The report has been approved in principle by the cabinet, says Kerala chief minister Velikkakathu Sankaran Achuthanandan. The government states that those who fabricated documents to facilitate the encroachment will be prosecuted, and that it will institute a comprehensive inquiry into the alleged involvement of government officials.
Suzlon has appealed to the high court to restrain the government from initiating action against it. The land was bought by Sarjan Realties, an associate firm of Suzlon, which acquired 152 hectares in violation of land ceiling limits, says the report.
Both firms declined to comment.
Melvettil Sukumaran of the Adivasi Samrakshana Samithi, which works for tribal rights in Attappady, says: "Middlemen bought land from tribal people at very low prices or simply grabbed it by forging papers and then selling to companies."

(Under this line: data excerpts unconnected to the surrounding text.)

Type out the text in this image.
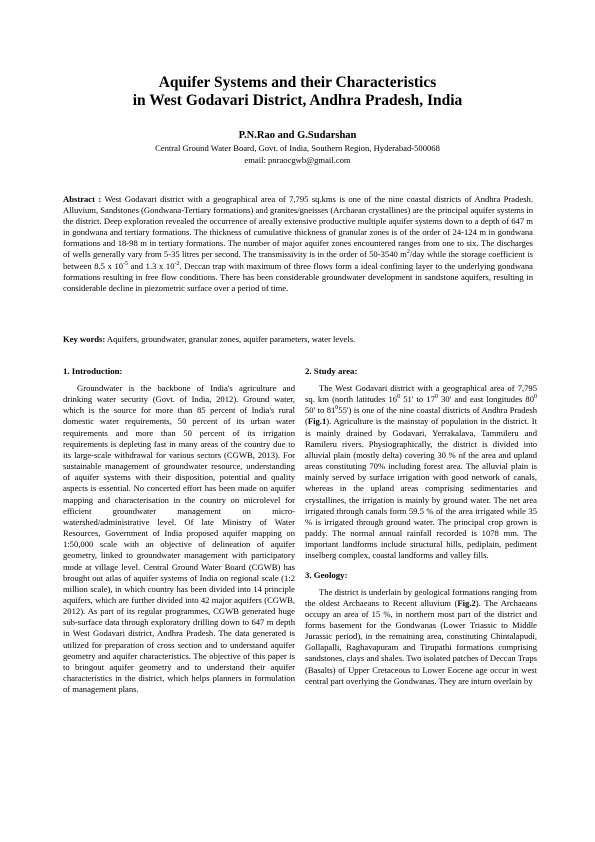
Aquifer Systems and their Characteristics
in West Godavari District, Andhra Pradesh, India
P.N.Rao and G.Sudarshan
Central Ground Water Board, Govt. of India, Southern Region, Hyderabad-500068
email: pnraocgwb@gmail.com
Abstract : West Godavari district with a geographical area of 7,795 sq.kms is one of the nine coastal districts of Andhra Pradesh. Alluvium, Sandstones (Gondwana-Tertiary formations) and granites/gneisses (Archaean crystallines) are the principal aquifer systems in the district. Deep exploration revealed the occurrence of areally extensive productive multiple aquifer systems down to a depth of 647 m in gondwana and tertiary formations. The thickness of cumulative thickness of granular zones is of the order of 24-124 m in gondwana formations and 18-98 m in tertiary formations. The number of major aquifer zones encountered ranges from one to six. The discharges of wells generally vary from 5-35 litres per second. The transmissivity is in the order of 50-3540 $m^2$/day while the storage coefficient is between 8.5 x $10^{-5}$ and 1.3 x $10^{-2}$. Deccan trap with maximum of three flows form a ideal confining layer to the underlying gondwana formations resulting in free flow conditions. There has been considerable groundwater development in sandstone aquifers, resulting in considerable decline in piezometric surface over a period of time.
Key words: Aquifers, groundwater, granular zones, aquifer parameters, water levels.
1. Introduction:

Groundwater is the backbone of India's agriculture and drinking water security (Govt. of India, 2012). Ground water, which is the source for more than 85 percent of India's rural domestic water requirements, 50 percent of its urban water requirements and more than 50 percent of its irrigation requirements is depleting fast in many areas of the country due to its large-scale withdrawal for various sectors (CGWB, 2013). For sustainable management of groundwater resource, understanding of aquifer systems with their disposition, potential and quality aspects is essential. No concerted effort has been made on aquifer mapping and characterisation in the country on microlevel for efficient groundwater management on micro-watershed/administrative level. Of late Ministry of Water Resources, Government of India proposed aquifer mapping on 1:50,000 scale with an objective of delineation of aquifer geometry, linked to groundwater management with participatory mode at village level. Central Ground Water Board (CGWB) has brought out atlas of aquifer systems of India on regional scale (1:2 million scale), in which country has been divided into 14 principle aquifers, which are further divided into 42 major aquifers (CGWB, 2012). As part of its regular programmes, CGWB generated huge sub-surface data through exploratory drilling down to 647 m depth in West Godavari district, Andhra Pradesh. The data generated is utilized for preparation of cross section and to understand aquifer geometry and aquifer characteristics. The objective of this paper is to bringout aquifer geometry and to understand their aquifer characteristics in the district, which helps planners in formulation of management plans.

2. Study area:

The West Godavari district with a geographical area of 7,795 sq. km (north latitudes $16^0$ 51' to $17^0$ 30' and east longitudes $80^0$ 50' to $81^055'$) is one of the nine coastal districts of Andhra Pradesh (Fig.1). Agriculture is the mainstay of population in the district. It is mainly drained by Godavari, Yerrakalava, Tammileru and Ramileru rivers. Physiographically, the district is divided into alluvial plain (mostly delta) covering 30 % of the area and upland areas constituting 70% including forest area. The alluvial plain is mainly served by surface irrigation with good network of canals, whereas in the upland areas comprising sedimentaries and crystallines, the irrigation is mainly by ground water. The net area irrigated through canals form 59.5 % of the area irrigated while 35 % is irrigated through ground water. The principal crop grown is paddy. The normal annual rainfall recorded is 1078 mm. The important landforms include structural hills, pediplain, pediment inselberg complex, coastal landforms and valley fills.

3. Geology:

The district is underlain by geological formations ranging from the oldest Archaeans to Recent alluvium (Fig.2). The Archaeans occupy an area of 15 %, in northern most part of the district and forms basement for the Gondwanas (Lower Triassic to Middle Jurassic period), in the remaining area, constituting Chintalapudi, Gollapalli, Raghavapuram and Tirupathi formations comprising sandstones, clays and shales. Two isolated patches of Deccan Traps (Basalts) of Upper Cretaceous to Lower Eocene age occur in west central part overlying the Gondwanas. They are inturn overlain by
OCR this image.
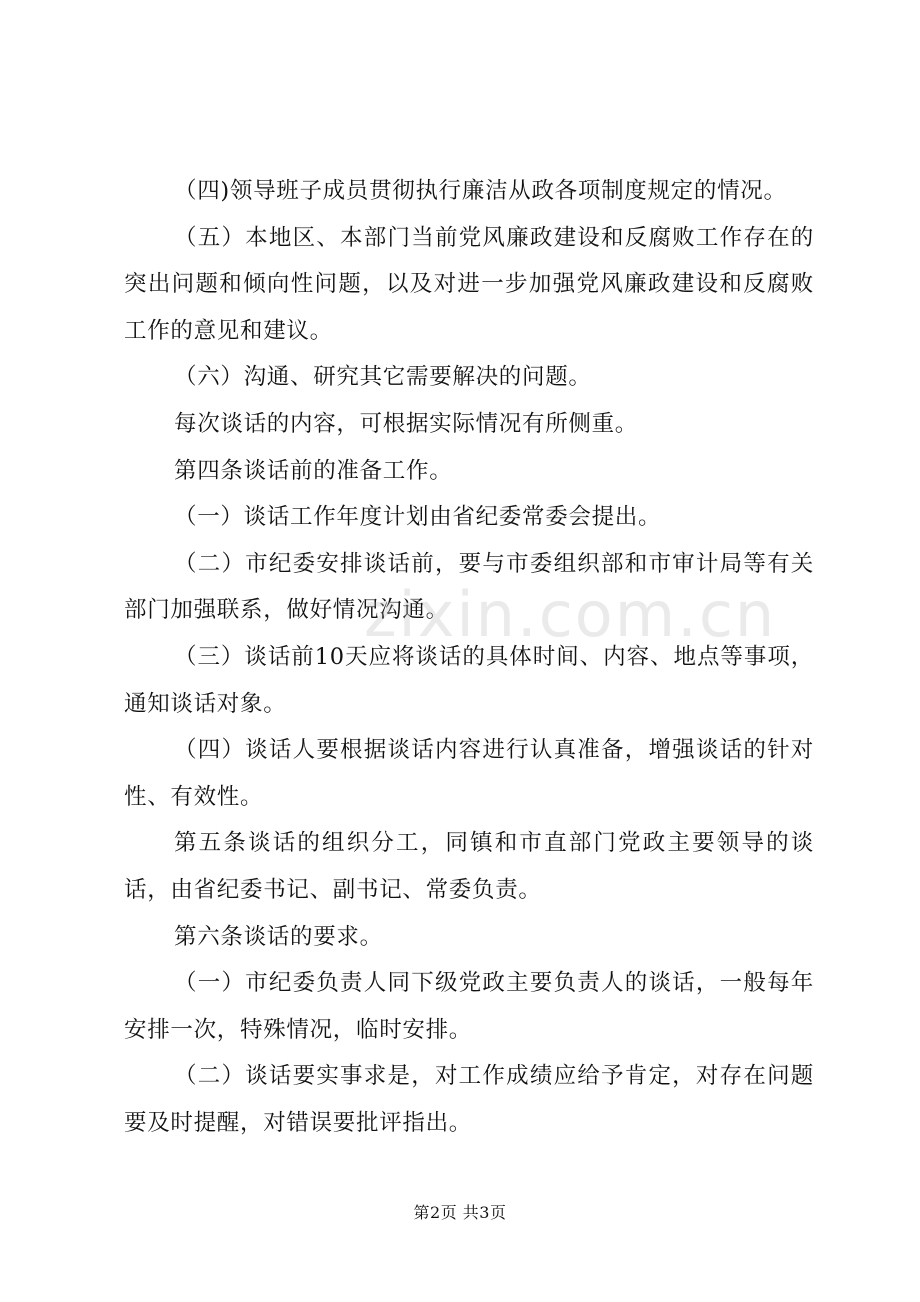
（四)领导班子成员贯彻执行廉洁从政各项制度规定的情况。

（五）本地区、本部门当前党风廉政建设和反腐败工作存在的突出问题和倾向性问题，以及对进一步加强党风廉政建设和反腐败工作的意见和建议。

（六）沟通、研究其它需要解决的问题。

每次谈话的内容，可根据实际情况有所侧重。

第四条谈话前的准备工作。

（一）谈话工作年度计划由省纪委常委会提出。

（二）市纪委安排谈话前，要与市委组织部和市审计局等有关部门加强联系，做好情况沟通。

（三）谈话前10天应将谈话的具体时间、内容、地点等事项，通知谈话对象。

（四）谈话人要根据谈话内容进行认真准备，增强谈话的针对性、有效性。

第五条谈话的组织分工，同镇和市直部门党政主要领导的谈话，由省纪委书记、副书记、常委负责。

第六条谈话的要求。

（一）市纪委负责人同下级党政主要负责人的谈话，一般每年安排一次，特殊情况，临时安排。

（二）谈话要实事求是，对工作成绩应给予肯定，对存在问题要及时提醒，对错误要批评指出。

zixin.com.cn
第2页 共3页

The loss of land to Suzlon has deprived several thousands of Attappady's 35,000 tribal people of their livelihood, mainly cattle rearing and agriculture, he says. The environment has also suffered - a large number of trees have been cut down and hillocks have been levelled to set up the turbines. Construction debris has been thrown into the Bhavani river, he adds.
While the chief secretary's report and a Palakkad district collector report advised strong action against Suzlon and others, Kerala's Left Democratic Front government did not act immediately. The Communist Party of India, which forms the core of the ruling alliance, believes that Suzlon has not encroached on tribal land.
It does seem that pressure from the opposition congress party in Kerala forced the government to act. Thiruvanchoor Radhakrishnan, a congress member of the legislative assembly, led a delegation of tribal people of Attappady to see prime minister Manmohan Singh, who agreed to investigate. Congress general secretary Rahul Gandhi also agreed to take up their issue.
Around 60 million people in India have been displaced or affected by industrial and power projects over the past six decades, according to the North Eastern Social Research Centre. The impact has fallen disproportionately on tribal people, who constitute 8% of India's population but account for 40% of the displaced.
This displacement, destruction of cultural identity and devastation of the environment, particularly by mining, has come under media scrutiny in recent years. In mineral-rich areas of central and eastern India, displacement has fuelled a powerful Maoist insurgency, which has forced several global mining firms to reconsider investment.
Displacement by the wind energy sector has been largely unnoticed, partly due to the industry's image as a green power source.
India's wind power sector enjoys substantial tax benefits: 80% in the first year and a ten-year tax holiday. However, land is not easily available.
Heavy population density and an overwhelming majority of India's people engaged in agriculture have made it a land-hungry country. Land is a source of livelihood for entire families, so promises of jobs to one member of a family or small compensation packages do not convince people to sell agricultural land. Acquiring land for projects has therefore become difficult and takes months, if not years, unlike in other countries.
This is not the first time that Suzlon has come under fire over land deals in India. In 2008, farmers protested its land acquisitions in Sangli and Satara, in the western state of Maharashtra, forcing a government probe into the deals. Scores of turbines, involving a third of Suzlon's installed capacity in Sangli, were shut down. In 2009, in the districts of Dhule and Nandurbar, where Suzlon has an installed capacity of 650MW and is constructing more, tribal protests erupted over land acquisition. Activists accused the company of shortchanging them.
Protesters forced Suzlon to switch off over 140 of its turbines in the Dhule-Nandurbar region in May and June last year.